Vendre son lait et son territoire

A l’occasion de l’annonce de la Fête du bleu, les élus de Saint-Julien-en-Vercors, Saint-Martin-en-Vercors et Rencurel, les trois communes organisatrices, ont rendu visite à un éleveur de lait bio, dans le Vercors.
Vendre son lait et son territoire

Au cœur du Vercors, à Rencurel, Henri Chabert élève 28 vaches laitières en bio. Il vend son lait à la coopérative Vercors lait qui le transforme en bleu du Vercors-Sassenage. Il présente ses méthodes de travail aux élus des communes voisines venus à Rencurel à l'occasion de la présentation de la Fête du bleu. « Avec le séchage en grange, on gagne en manipulation », explique l'agriculteur avant de se diriger vers l'échelle pour rejoindre le séchoir à l'étage.
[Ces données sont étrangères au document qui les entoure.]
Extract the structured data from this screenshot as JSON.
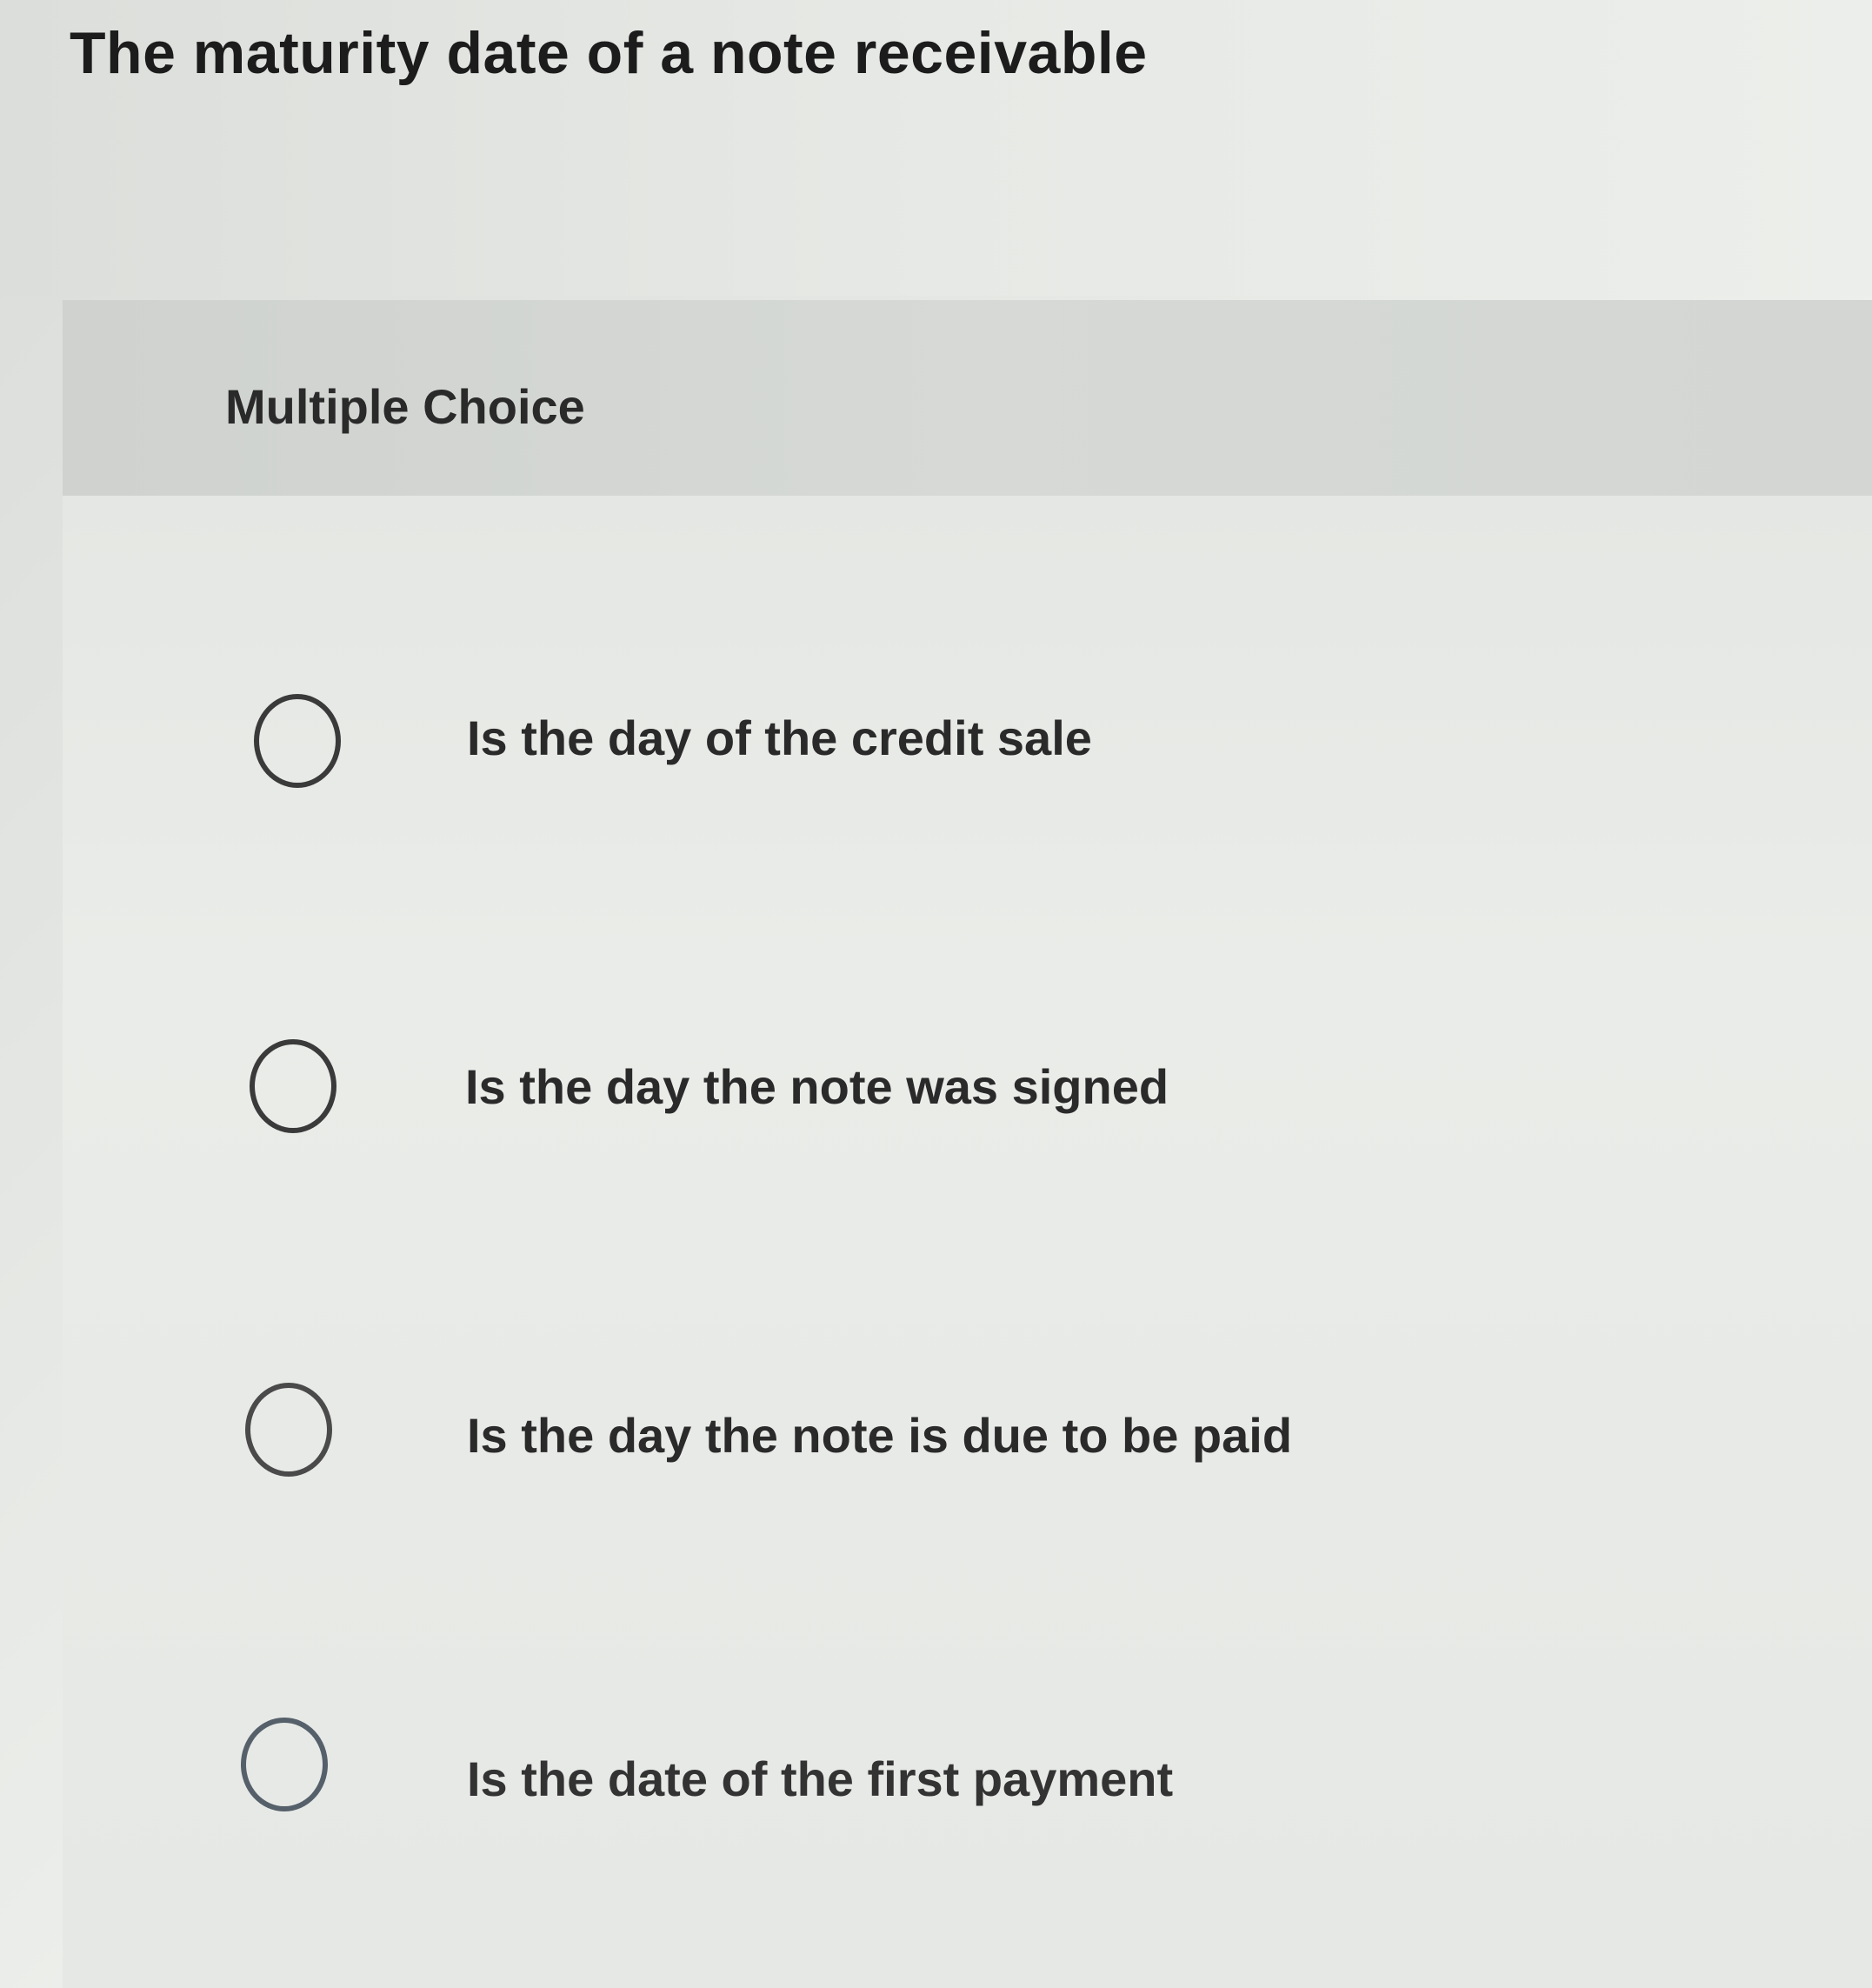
{
  "question": {
    "title": "The maturity date of a note receivable"
  },
  "choice_panel": {
    "header": "Multiple Choice",
    "options": [
      {
        "label": "Is the day of the credit sale",
        "selected": false
      },
      {
        "label": "Is the day the note was signed",
        "selected": false
      },
      {
        "label": "Is the day the note is due to be paid",
        "selected": false
      },
      {
        "label": "Is the date of the first payment",
        "selected": false
      }
    ]
  }
}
Ayant agrandi son bâtiment en 2009, il a installé une griffe pour transporter le foin. A l'aide des manettes, il dépose le foin au sol, à quelques centimètres de ses montbéliardes. Cette technique permettrait d'avoir une meilleure qualité de foin, avec moins d'intrants.

Sechage en grange

Pour Daniel Vignon, président de l'interprofession de l'AOP du bleu du Vercos-Sassenage, cette technique présente aussi des avantages économiques : « moins de ficelles, moins de plastiques, et moins de tracteur à l'année ». Mais il faut prendre en compte le coût d'électricité pour sécher le foin régulièrement ainsi que celui de l'installation. « Entre le ventilateur, la rampe, le matériel et les deux cellules de séchage, j'en ai pour 60 000 euros sans la main-d'œuvre », explique Henri Chabert. A chacun de peser le pour et le contre.
L'éleveur est passé en agriculture biologique en 2010. Il reconnaît que la labellisation ne lui a pas beaucoup changé ses pratiques. « Au tarissement, pas de gros changements et l'alimentation non plus. Le seul écart, il est financier avec l'achat de céréales et tourteaux bio qui sont plus chers ». En 2003, il avait déjà tenté la labellisation mais n'était pas allé jusqu'au bout. « Je n'avais pas assez de surface. J'avais 35 hectares. Aujourd'hui j'en ai 50 ». Côté élevage, le torupeau compte des montbéliardes et une villarde, et 18 génisses.
L'exploitation « tourne », dans son cadre montagnard, mais Henri Chabert se dirige vers la retraite et commence à songer à un repreneur. Ça tombe bien, la reprise d'exploitation c'est aussi une préoccupation de la coopérative Vercors lait, de l'AOP du bleu du Vercors-Sassenage et des élus présents. Mais pour l'agriculteur, chaque chose en son temps, à commencer par la prochaine traite.